We cannot continue allowing people unrestricted access to our lives while simultaneously being angry that they keep hurting us.
Boundaries are not punishments. They are not walls designed to keep people out.
Boundaries are declarations of self-respect.
They communicate what we will accept and what we will no longer tolerate. They create clarity for both ourselves and the people around us.
The strongest boundaries are not the ones we enforce on others. They are the ones we refuse to break ourselves.

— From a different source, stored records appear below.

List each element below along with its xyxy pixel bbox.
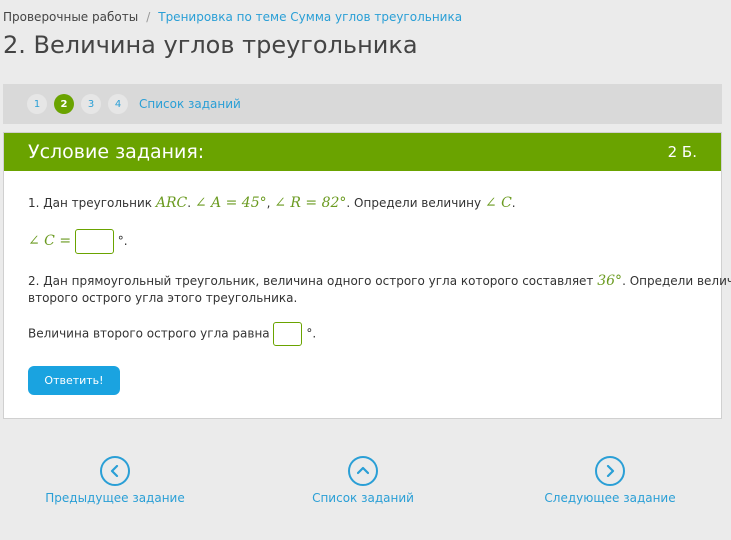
q1-middle: . Определи величину bbox=[346, 196, 485, 210]
task-number-2-active[interactable]: 2 bbox=[54, 94, 74, 114]
question-1-answer-row: ∠ C = °. bbox=[28, 229, 128, 254]
q2-text-after: . Определи величину bbox=[622, 274, 731, 288]
q1-angle-c: ∠ C bbox=[484, 195, 512, 211]
task-card: Условие задания: 2 Б. 1. Дан треугольник… bbox=[3, 132, 731, 419]
q2-text-line2: второго острого угла этого треугольника. bbox=[28, 291, 298, 305]
breadcrumb: Проверочные работы / Тренировка по теме Су… bbox=[3, 10, 462, 24]
task-header-title: Условие задания: bbox=[28, 141, 205, 163]
breadcrumb-separator: / bbox=[146, 10, 151, 24]
bottom-navigation: Предыдущее задание Список заданий Следую… bbox=[0, 456, 731, 516]
task-list-bottom-label: Список заданий bbox=[312, 491, 414, 505]
task-number-1[interactable]: 1 bbox=[27, 94, 47, 114]
task-number-3[interactable]: 3 bbox=[81, 94, 101, 114]
breadcrumb-current-link[interactable]: Тренировка по теме Сумма углов треугольн… bbox=[158, 10, 462, 24]
submit-answer-button[interactable]: Ответить! bbox=[28, 366, 120, 395]
previous-task-link[interactable]: Предыдущее задание bbox=[45, 456, 185, 505]
q2-answer-label: Величина второго острого угла равна bbox=[28, 326, 270, 341]
page-title: 2. Величина углов треугольника bbox=[3, 31, 418, 59]
task-list-link[interactable]: Список заданий bbox=[139, 97, 241, 111]
chevron-right-icon bbox=[595, 456, 625, 486]
breadcrumb-root[interactable]: Проверочные работы bbox=[3, 10, 138, 24]
task-list-bottom-link[interactable]: Список заданий bbox=[312, 456, 414, 505]
previous-task-label: Предыдущее задание bbox=[45, 491, 185, 505]
q1-angle-a: ∠ A = 45° bbox=[194, 195, 267, 211]
q2-degree-suffix: °. bbox=[306, 326, 317, 341]
next-task-link[interactable]: Следующее задание bbox=[544, 456, 676, 505]
q1-answer-input[interactable] bbox=[74, 229, 114, 254]
question-1-text: 1. Дан треугольник ARC. ∠ A = 45°, ∠ R =… bbox=[28, 195, 516, 211]
question-2-answer-row: Величина второго острого угла равна °. bbox=[28, 322, 316, 346]
next-task-label: Следующее задание bbox=[544, 491, 676, 505]
q1-degree-suffix: °. bbox=[117, 234, 128, 248]
chevron-up-icon bbox=[348, 456, 378, 486]
task-header: Условие задания: 2 Б. bbox=[4, 133, 721, 171]
task-points: 2 Б. bbox=[667, 143, 697, 161]
task-number-nav: 1 2 3 4 Список заданий bbox=[3, 84, 722, 124]
q2-answer-input[interactable] bbox=[273, 322, 303, 346]
question-2-text: 2. Дан прямоугольный треугольник, величи… bbox=[28, 273, 731, 307]
q2-angle: 36° bbox=[597, 273, 623, 289]
q1-answer-label: ∠ C = bbox=[28, 233, 72, 249]
q1-angle-r: ∠ R = 82° bbox=[274, 195, 347, 211]
q1-triangle: ARC bbox=[155, 195, 188, 211]
q1-prefix: 1. Дан треугольник bbox=[28, 196, 156, 210]
q2-text-before: 2. Дан прямоугольный треугольник, величи… bbox=[28, 274, 598, 288]
chevron-left-icon bbox=[100, 456, 130, 486]
task-number-4[interactable]: 4 bbox=[108, 94, 128, 114]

When a boundary becomes truly meaningful, even you stop crossing it.
You stop making excuses.
You stop rationalizing behavior.
You stop negotiating with things that you already know are harming you.
That is where real change begins.
Let Them Miss Out
One of the hardest lessons I have learned over the years is that not everyone will recognize your value.
Some people will overlook you.
Some people will choose something else.
Some people will never fully understand what you brought to their lives.
That does not diminish your worth.
It simply reveals their inability to recognize it.
Your responsibility is not to convince people to appreciate you. Your responsibility is to become so rooted in your own value that their inability to see it no longer determines how you see yourself.
The people who genuinely value you will make it known. Not perfectly, because nobody is perfect. Not constantly, because life is busy and complicated. But consistently enough that you never have to question where you stand.
At the end of the day, you deserve relationships where effort is mutual, care is reciprocal, and respect is freely given rather than constantly requested.
Some people will miss out on you because they were unwilling to see what was standing right in front of them.
Let them.
Because the moment you stop begging people to choose you is often the moment you finally choose yourself.